Special conformal transformation

In projective geometry, a special conformal transformation is a linear fractional transformation that is not an affine transformation. Thus the generation of a special conformal transformation involves use of multiplicative inversion, which is the generator of linear fractional transformations that is not affine.

A coordinate grid prior to a special conformal transformation

The same grid after a special conformal transformation

In mathematical physics, certain conformal maps known as spherical wave transformations are special conformal transformations.

Vector presentation

A special conformal transformation can be written^[1]

${\displaystyle x'^{\mu }={\frac {x^{\mu }-b^{\mu }x^{2}}{1-2b\cdot x+b^{2}x^{2}}}={\frac {x^{2}}{|x-bx^{2}|^{2}}}(x^{\mu }-b^{\mu }x^{2})\,.}$ 

It is a composition of an inversion (x^μ → x^μ/x² = y^μ), a translation (y^μ → y^μ − b^μ = z^μ), and another inversion (z^μ → z^μ/z² = x′^μ)

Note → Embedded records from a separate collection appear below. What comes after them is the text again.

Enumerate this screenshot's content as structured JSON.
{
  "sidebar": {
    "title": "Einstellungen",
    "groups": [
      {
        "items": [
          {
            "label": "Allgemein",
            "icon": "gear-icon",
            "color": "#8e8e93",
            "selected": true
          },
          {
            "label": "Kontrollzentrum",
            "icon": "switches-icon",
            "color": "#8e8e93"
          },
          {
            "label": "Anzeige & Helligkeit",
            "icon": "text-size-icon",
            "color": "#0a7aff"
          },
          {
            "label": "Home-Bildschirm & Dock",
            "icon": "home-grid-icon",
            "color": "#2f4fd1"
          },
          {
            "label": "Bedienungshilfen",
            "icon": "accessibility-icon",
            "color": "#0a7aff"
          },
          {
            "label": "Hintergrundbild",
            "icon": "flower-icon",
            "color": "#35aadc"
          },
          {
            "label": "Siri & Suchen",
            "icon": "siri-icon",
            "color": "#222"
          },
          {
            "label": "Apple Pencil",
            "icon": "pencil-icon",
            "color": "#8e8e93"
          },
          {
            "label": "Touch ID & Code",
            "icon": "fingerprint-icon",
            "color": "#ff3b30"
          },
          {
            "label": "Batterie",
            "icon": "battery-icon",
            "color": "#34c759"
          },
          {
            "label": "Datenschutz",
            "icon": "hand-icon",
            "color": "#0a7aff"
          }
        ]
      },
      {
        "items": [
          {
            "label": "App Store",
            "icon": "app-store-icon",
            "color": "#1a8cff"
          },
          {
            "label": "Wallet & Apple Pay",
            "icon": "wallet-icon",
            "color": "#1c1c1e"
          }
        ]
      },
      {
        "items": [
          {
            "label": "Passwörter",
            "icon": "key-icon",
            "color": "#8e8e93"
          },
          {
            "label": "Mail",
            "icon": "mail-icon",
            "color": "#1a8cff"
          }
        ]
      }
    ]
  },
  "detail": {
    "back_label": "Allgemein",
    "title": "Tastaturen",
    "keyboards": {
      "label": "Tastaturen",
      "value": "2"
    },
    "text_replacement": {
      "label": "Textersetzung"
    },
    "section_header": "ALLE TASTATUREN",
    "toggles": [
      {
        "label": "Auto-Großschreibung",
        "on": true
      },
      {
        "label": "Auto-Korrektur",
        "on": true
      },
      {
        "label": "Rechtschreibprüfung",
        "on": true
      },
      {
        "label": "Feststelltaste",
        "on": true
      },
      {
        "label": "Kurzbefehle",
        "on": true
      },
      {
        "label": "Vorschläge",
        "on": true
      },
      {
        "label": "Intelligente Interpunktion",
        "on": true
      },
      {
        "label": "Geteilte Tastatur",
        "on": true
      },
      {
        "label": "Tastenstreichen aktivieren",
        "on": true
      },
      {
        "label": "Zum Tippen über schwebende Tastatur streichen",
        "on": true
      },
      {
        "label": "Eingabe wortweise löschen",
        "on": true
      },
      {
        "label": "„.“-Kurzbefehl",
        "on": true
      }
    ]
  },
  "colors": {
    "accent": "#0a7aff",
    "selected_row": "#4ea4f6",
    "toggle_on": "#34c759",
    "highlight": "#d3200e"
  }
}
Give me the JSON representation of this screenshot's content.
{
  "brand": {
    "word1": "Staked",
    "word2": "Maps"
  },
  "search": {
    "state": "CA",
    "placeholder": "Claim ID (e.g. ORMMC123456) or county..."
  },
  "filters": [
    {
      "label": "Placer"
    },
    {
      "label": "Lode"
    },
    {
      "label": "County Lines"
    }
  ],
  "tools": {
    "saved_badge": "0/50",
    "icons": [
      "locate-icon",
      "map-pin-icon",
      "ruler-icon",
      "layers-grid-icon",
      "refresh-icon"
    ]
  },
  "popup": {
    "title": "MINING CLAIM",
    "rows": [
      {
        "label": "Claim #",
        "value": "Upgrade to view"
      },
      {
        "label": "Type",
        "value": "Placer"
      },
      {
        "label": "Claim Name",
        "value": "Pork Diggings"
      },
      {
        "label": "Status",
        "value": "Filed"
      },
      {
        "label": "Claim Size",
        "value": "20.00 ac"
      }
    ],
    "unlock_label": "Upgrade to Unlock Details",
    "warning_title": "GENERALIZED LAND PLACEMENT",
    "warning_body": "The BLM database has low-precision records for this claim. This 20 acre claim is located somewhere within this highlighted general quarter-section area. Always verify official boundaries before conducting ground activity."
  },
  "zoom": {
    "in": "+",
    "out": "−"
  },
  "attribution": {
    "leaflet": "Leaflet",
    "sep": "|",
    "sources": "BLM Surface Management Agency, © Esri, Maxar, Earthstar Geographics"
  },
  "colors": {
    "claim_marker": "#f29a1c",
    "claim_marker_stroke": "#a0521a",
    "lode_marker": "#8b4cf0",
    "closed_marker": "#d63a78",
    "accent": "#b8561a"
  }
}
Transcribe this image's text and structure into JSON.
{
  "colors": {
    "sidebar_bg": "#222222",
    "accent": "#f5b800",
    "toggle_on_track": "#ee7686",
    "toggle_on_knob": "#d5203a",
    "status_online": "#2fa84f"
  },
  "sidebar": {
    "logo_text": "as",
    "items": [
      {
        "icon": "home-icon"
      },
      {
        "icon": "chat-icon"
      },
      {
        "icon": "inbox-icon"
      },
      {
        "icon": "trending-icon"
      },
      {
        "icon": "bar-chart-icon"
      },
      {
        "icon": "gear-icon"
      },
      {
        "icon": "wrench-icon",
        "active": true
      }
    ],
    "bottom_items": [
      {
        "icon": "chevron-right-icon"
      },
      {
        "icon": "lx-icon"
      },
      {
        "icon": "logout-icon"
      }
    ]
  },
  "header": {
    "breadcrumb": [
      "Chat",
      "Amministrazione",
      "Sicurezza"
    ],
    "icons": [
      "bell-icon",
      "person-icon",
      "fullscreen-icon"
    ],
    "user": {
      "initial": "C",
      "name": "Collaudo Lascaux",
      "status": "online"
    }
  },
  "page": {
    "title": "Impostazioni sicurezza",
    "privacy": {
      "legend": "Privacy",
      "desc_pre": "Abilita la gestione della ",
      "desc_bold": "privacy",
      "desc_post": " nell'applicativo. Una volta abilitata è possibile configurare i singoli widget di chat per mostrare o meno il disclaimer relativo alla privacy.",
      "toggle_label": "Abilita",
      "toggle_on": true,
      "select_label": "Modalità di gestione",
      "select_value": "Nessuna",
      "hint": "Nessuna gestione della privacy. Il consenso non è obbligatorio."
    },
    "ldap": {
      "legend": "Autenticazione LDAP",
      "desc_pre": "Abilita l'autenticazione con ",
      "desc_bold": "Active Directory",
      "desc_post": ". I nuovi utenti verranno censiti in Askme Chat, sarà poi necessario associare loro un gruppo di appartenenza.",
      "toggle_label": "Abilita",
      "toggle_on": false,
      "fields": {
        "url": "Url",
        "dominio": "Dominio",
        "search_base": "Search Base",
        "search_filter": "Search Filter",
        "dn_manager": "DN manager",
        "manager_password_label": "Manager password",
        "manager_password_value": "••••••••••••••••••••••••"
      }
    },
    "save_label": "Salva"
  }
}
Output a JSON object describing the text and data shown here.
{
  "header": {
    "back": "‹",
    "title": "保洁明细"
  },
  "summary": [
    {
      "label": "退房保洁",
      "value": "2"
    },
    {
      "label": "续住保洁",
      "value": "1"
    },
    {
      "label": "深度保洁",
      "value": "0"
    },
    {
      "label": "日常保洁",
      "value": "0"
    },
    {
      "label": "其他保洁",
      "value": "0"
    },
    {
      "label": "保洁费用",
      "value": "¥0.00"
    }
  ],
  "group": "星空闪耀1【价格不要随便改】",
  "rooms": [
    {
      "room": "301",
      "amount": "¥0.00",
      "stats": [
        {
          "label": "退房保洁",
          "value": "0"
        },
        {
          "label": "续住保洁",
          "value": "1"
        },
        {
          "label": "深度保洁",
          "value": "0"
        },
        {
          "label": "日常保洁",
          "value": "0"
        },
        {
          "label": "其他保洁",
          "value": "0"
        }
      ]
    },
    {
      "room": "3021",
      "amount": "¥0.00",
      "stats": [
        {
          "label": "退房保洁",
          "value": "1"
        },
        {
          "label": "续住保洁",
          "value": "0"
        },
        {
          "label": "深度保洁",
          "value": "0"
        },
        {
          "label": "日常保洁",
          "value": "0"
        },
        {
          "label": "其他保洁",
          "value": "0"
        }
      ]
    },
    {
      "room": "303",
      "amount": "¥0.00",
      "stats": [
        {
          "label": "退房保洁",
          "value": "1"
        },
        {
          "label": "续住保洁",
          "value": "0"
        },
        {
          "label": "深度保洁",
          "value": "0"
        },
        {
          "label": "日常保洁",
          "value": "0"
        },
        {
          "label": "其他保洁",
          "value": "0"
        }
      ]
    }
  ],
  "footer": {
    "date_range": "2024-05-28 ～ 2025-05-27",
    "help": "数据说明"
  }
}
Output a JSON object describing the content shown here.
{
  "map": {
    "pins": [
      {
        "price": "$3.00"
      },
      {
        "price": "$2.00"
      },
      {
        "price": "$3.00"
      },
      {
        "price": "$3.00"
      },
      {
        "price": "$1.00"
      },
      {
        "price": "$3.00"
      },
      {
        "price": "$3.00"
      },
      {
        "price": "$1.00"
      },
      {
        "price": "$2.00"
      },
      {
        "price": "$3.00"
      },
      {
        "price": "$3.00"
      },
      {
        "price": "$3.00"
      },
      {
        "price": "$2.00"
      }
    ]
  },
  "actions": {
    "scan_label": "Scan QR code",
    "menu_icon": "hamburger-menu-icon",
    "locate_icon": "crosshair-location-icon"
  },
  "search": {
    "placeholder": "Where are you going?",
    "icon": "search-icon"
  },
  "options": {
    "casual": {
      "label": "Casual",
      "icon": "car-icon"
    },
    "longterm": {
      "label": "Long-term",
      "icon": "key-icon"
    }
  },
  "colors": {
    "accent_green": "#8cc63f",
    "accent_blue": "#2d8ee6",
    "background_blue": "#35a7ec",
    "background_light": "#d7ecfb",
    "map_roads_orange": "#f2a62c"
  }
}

${\displaystyle {\frac {x'^{\mu }}{x'^{2}}}={\frac {x^{\mu }}{x^{2}}}-b^{\mu }\,.}$ 

Its infinitesimal generator is

${\displaystyle K_{\mu }=-i(2x_{\mu }x^{\nu }\partial _{\nu }-x^{2}\partial _{\mu })\,.}$ 

Special conformal transformations have been used to study the force field of an electric charge in hyperbolic motion.^[2]

Projective presentation

The inversion can also be taken^[3] to be multiplicative inversion of biquaternions B. The complex algebra B can be extended to P(B) through the projective line over a ring. Homographies on P(B) include translations:

${\displaystyle U(q:1){\begin{pmatrix}1&0\\t&1\end{pmatrix}}=U(q+t:1).}$ 

The homography group G(B) includes of translations at infinity with respect to the embedding q → U(q:1);

${\displaystyle {\begin{pmatrix}0&1\\1&0\end{pmatrix}}{\begin{pmatrix}1&0\\t&1\end{pmatrix}}{\begin{pmatrix}0&1\\1&0\end{pmatrix}}={\begin{pmatrix}1&t\\0&1\end{pmatrix}}.}$ 

The matrix describes the action of a special conformal transformation.^[4]

Group property

The translations form a subgroup of the linear fractional group acting on a projective line. There are two embeddings into the projective line of homogeneous coordinates: z → [z:1] and z → [1:z]. An addition operation corresponds to a translation in the first embedding. The translations to the second embedding are special conformal transformations, forming translations at infinity. Addition by these transformations reciprocates the terms before addition, then returns the result by another reciprocation. This operation is called the parallel operation. In the case of the complex plane the parallel operator forms an addition operation in an alternative field using infinity but excluding zero. The translations at infinity thus form another subgroup of the homography group on the projective line.

History

The term special conformal transformation ("speziellen konformen Transformationen" in German) was first used in 1962 by Hans Kastrup.^[5][6]

References

1. Di Francesco; Mathieu, Sénéchal (1997). Conformal field theory. Graduate texts in contemporary physics. Springer. pp. 97–98. ISBN 978-0-387-94785-3.
2. Galeriu, Cǎlin (2019) "Electric charge in hyperbolic motion: the special conformal solution", European Journal of Physics 40(6) doi:10.1088/1361-6404/ab3df6
3. Arthur Conway (1911) "On the application of quaternions to some recent developments of electrical theory", Proceedings of the Royal Irish Academy 29:1–9, particularly page 9
4.   Associative Composition Algebra/Homographies at Wikibooks
5. Kastrup, H. A. (1962). "Zur physikalischen Deutung und darstellungstheoretischen Analyse der konformen Transformationen von Raum und Zeit". Annalen der Physik. 464 (7–8): 388–428. doi:10.1002/andp.19624640706. ISSN 0003-3804.
6. Kastrup, H.A. (2008-09-18). "On the advancements of conformal transformations and their associated symmetries in geometry and theoretical physics *". Annalen der Physik. 520 (9–10): 631–690. doi:10.1002/andp.200852009-1005. ISSN 0003-3804.